At some point in the next few years, the Supreme Court will decide whether coercing individuals to purchase a product is constitutional. That's when we'll find out whether the document is worth anything at all anymore.
To this point, we've authorized Washington to micromanage our "economic activity" per the commerce clause -- which, technically speaking, means everything. We've permitted government to set up elaborate bureaucracies to keep us safe from drop-side cribs and artificial sweeteners. From our investment decisions to the snacks we're allowed to feed our kids in the schools we're forced to enroll them in, government makes choices for us in the name of the public good. What we haven't done is compel people to buy stuff.
Now, unlike the president, I have not garnered any special constitutional expertise. And if the Supreme Court rules that forcing citizens to become consumers against their will is tantamount to commerce itself, I'm happy to have skipped the trouble.
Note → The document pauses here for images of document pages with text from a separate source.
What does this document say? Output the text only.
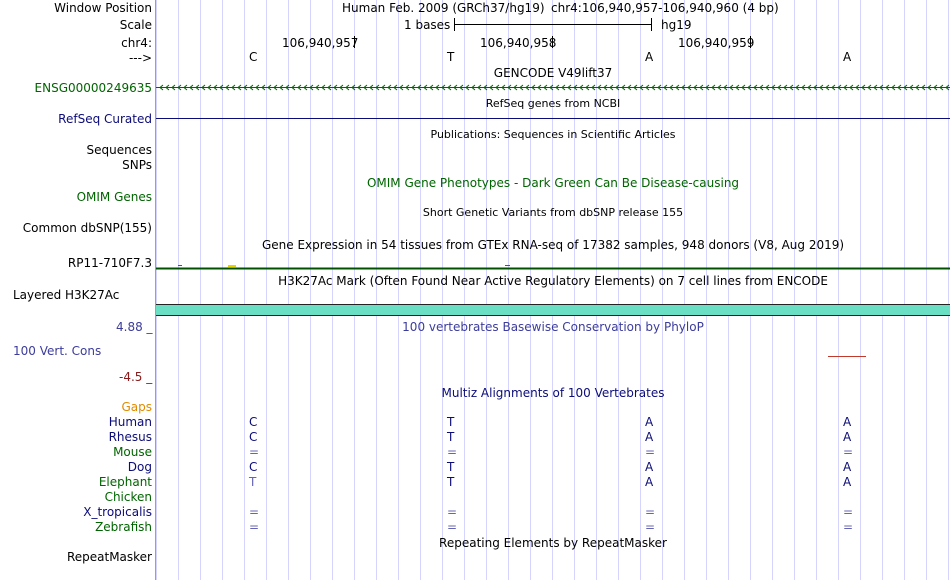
Window Position
Scale
chr4:
--->
Human Feb. 2009 (GRCh37/hg19) chr4:106,940,957-106,940,960 (4 bp)
1 bases	hg19
106,940,957	106,940,958	106,940,959
C	T	A	A
GENCODE V49lift37
ENSG00000249635
RefSeq genes from NCBI
RefSeq Curated
Publications: Sequences in Scientific Articles
Sequences
SNPs
OMIM Gene Phenotypes - Dark Green Can Be Disease-causing
OMIM Genes
Short Genetic Variants from dbSNP release 155
Common dbSNP(155)
Gene Expression in 54 tissues from GTEx RNA-seq of 17382 samples, 948 donors (V8, Aug 2019)
RP11-710F7.3
H3K27Ac Mark (Often Found Near Active Regulatory Elements) on 7 cell lines from ENCODE
Layered H3K27Ac
100 vertebrates Basewise Conservation by PhyloP
4.88 _
100 Vert. Cons
-4.5 _
Multiz Alignments of 100 Vertebrates
Gaps
Human	C	T	A	A
Rhesus	C	T	A	A
Mouse	=	=	=	=
Dog	C	T	A	A
Elephant	T	T	A	A
Chicken
X_tropicalis	=	=	=	=
Zebrafish	=	=	=	=
Repeating Elements by RepeatMasker
RepeatMasker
Commerce, in fact, is often more significant -- certainly more tangible -- to the average person than many sacred constitutional freedoms we like to talk about. Our life in commerce -- where we live, where we work and what we spend our dollars on -- consists of thousands of daily exercises in freedom and choice.
Yet if this mandate stands, any political group need only cobble together a majority of elected officials and find some open-minded judges dedicated to "doing the right thing" rather than upholding their oath, and government can be handed unlimited power to control not only what we can buy but also what we must buy.
Washington would be free, for instance, if it chooses, to mandate we all purchase newspapers (to bolster the public's knowledge!) or salubrious foods (eat well or we all pay). Local governments -- the kind that see nothing wrong in banning certain restaurants, for instance -- would no doubt be especially interested.
Oh, that will never happen, you radical, hateful, right-wing, Fox-News-crony nut job.
Because, as you all know, government never abuses a new pathway to intrusive power. Now, to be fair, I do not believe the individual mandate itself means the end of freedom as we know it or anything as dramatic as that. It's the logic behind the mandate that sets the corrosive precedent.